Rafał Malczewski's painting for the Na Skarpie villa
Displayed at the exhibition, Rafał Malczewski's double-sided painting connects Zakopane with the capital city. It was created in the 1930s for Jadwiga Elżbieta Pniewska, wife of Bohdan Pniewski, for their Na Skarpie villa in Warsaw. The villa gained fame as an icon of modernist architecture and the life's work of its owner, who was also the designer. Bohdan Pniewski, one of the most famous architects of Warsaw in the previous century, designed it for his own use in 1936-1937. The building, in the form of a simple, heavy block, was transformed from a classical garden pavilion designed by Bogumił Zug, which later served as the presumed headquarters of a Masonic lodge.
Its earlier history is reminded by the preserved classical portico from the garden side, consisting of Doric half-columns. The architect added viewing terraces on the higher floors and also included an additional floor. On the Na Skarpie Ave side, the elevation with small window openings and the embedded main entrance, covered with sandstone slabs, resembles a defensive structure. The crowning touch of the project was the inscription carved on a smooth slab, a mysterious Latin inscription meaning: "The trailing one rebuilt the temple of the Masons and dwelt in it."

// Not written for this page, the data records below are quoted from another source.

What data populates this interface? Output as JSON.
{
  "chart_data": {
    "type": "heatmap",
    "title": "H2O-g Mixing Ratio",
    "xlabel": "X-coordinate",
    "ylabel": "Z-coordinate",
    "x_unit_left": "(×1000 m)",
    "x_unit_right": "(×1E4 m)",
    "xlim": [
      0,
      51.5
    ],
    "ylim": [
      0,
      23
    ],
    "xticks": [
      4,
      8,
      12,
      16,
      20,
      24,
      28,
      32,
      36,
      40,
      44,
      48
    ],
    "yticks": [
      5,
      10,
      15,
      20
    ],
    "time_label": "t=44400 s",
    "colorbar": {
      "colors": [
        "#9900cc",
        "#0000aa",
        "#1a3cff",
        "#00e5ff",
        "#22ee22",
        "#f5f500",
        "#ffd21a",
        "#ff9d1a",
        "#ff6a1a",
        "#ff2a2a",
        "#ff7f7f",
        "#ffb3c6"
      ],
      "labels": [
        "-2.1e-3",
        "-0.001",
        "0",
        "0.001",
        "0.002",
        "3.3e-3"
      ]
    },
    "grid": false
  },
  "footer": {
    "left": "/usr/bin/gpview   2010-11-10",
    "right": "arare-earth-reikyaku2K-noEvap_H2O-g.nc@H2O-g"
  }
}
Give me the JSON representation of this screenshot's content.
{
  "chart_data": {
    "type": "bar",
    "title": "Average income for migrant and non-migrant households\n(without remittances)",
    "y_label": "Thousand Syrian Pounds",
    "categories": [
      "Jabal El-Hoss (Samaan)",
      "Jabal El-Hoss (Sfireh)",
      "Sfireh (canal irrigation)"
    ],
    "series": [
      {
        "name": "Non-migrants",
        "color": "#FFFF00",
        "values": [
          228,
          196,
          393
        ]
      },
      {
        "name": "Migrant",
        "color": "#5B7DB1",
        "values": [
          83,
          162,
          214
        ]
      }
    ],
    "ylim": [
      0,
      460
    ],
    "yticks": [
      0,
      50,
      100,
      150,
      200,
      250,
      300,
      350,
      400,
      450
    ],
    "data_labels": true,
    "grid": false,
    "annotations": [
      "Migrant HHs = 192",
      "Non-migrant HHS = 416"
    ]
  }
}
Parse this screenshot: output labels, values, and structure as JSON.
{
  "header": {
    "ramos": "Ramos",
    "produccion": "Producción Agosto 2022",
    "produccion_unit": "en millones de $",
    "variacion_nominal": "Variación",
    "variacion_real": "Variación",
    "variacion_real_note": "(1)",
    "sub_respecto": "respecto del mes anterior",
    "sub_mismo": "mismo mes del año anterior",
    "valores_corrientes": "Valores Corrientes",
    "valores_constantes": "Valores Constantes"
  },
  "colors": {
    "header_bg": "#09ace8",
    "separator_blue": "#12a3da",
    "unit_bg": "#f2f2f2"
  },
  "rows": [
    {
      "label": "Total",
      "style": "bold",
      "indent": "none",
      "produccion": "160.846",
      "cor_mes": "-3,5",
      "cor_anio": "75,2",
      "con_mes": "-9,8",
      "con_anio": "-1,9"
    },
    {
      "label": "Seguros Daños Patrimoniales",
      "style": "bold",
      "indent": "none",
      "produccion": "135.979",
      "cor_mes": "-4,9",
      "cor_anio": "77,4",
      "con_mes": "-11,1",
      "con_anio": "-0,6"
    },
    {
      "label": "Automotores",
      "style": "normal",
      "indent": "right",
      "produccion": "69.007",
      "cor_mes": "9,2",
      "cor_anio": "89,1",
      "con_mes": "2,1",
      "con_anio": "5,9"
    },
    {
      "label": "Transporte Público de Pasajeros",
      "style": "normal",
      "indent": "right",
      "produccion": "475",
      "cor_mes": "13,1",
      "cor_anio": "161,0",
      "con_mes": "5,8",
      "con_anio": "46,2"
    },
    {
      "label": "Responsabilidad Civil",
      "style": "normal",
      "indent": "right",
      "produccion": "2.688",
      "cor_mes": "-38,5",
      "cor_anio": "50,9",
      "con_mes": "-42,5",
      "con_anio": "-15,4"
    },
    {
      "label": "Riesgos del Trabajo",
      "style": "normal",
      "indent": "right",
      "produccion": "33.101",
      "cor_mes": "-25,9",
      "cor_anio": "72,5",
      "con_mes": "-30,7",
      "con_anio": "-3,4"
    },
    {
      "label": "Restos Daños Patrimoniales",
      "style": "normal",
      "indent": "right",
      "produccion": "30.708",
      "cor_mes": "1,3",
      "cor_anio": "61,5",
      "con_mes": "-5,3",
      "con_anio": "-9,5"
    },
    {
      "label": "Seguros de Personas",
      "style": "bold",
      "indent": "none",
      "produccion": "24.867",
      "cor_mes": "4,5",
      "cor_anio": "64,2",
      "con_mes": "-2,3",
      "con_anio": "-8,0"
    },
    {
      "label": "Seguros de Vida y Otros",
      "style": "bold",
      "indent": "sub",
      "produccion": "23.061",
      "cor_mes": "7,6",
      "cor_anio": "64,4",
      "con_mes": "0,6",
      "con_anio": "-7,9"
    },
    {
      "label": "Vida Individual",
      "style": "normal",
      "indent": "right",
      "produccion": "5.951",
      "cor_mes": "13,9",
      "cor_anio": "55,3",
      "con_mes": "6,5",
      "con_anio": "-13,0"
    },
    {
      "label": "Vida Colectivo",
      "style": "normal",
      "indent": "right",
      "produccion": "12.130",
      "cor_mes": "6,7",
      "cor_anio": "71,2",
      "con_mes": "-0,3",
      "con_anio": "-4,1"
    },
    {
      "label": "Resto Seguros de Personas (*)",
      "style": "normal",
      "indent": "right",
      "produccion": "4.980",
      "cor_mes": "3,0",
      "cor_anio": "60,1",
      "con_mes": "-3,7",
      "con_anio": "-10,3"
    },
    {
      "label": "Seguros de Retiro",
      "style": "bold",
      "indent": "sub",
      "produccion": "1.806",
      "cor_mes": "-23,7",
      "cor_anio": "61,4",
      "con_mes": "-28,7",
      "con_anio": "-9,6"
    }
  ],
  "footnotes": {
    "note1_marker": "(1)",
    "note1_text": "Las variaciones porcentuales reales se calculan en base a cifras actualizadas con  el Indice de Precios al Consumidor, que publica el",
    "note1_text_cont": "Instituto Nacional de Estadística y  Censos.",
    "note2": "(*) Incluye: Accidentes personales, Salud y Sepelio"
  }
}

Not only was the concept of the villa's external structure meticulously thought out, but also its interior. Stone walls were covered with lime mortar, and the floors were laid with dark and light marble, in addition to sandstone veneers juxtaposed with plastered wall sections and oak flooring. One of the surprising solutions was, for example, the lining of the ceiling of the study with built-in, original folk troughs. It seems that Malczewski's painting depicting mountain huts fit perfectly into this austere decor. According to family legend, the work was intended to serve as a partition between the spouses' bedrooms, hence its composition is two-sided. Who got the sunny view and who got the gloomy, rainy day? Unfortunately, it is impossible to find out anymore. Both sides of the work encapsulate all the most characteristic features of Rafał Malczewski's work: experiments with form, that is, composition of plans, variety of perspectives, synthesis of shapes, as well as bold color combinations. The theme of the painting refers to numerous landscapes by the painter, presenting a poetic, provincial world of small and trivial things, in which people played insignificant roles. It was mainly nature and the magnetism of the mountains that inspired the artist. However, the painter did not directly transfer the external world onto canvas or plywood but transformed it into a painterly concept, which became a second reality, governed by its own laws, constituting a parallel, coherent, and purified world. This specific realism of Malczewski's was extremely intriguing to Witkiewicz:
"Malczewski's paintings, despite their overall realism (that is, the reflection of a certain reality) and the lack of all the virtues of purely artistic qualities (that is, composition and harmony of colors and the grasp of form, serving to highlight its constructiveness), are not a transformation or transposition of the nature in which we live, but rather the result, the creation of a completely different world, having externally only a distant resemblance to the arrangement in which we are stuck like in a prison"
(Stanisław Ignacy Witkiewicz, Exhibition of Rafał Malczewski in Zakopane, quoted in: Stanisław Ignacy Witkiewicz o czystej formie i inne pisma o sztuce, ed. J. Degler, Warsaw 2003, p. 122).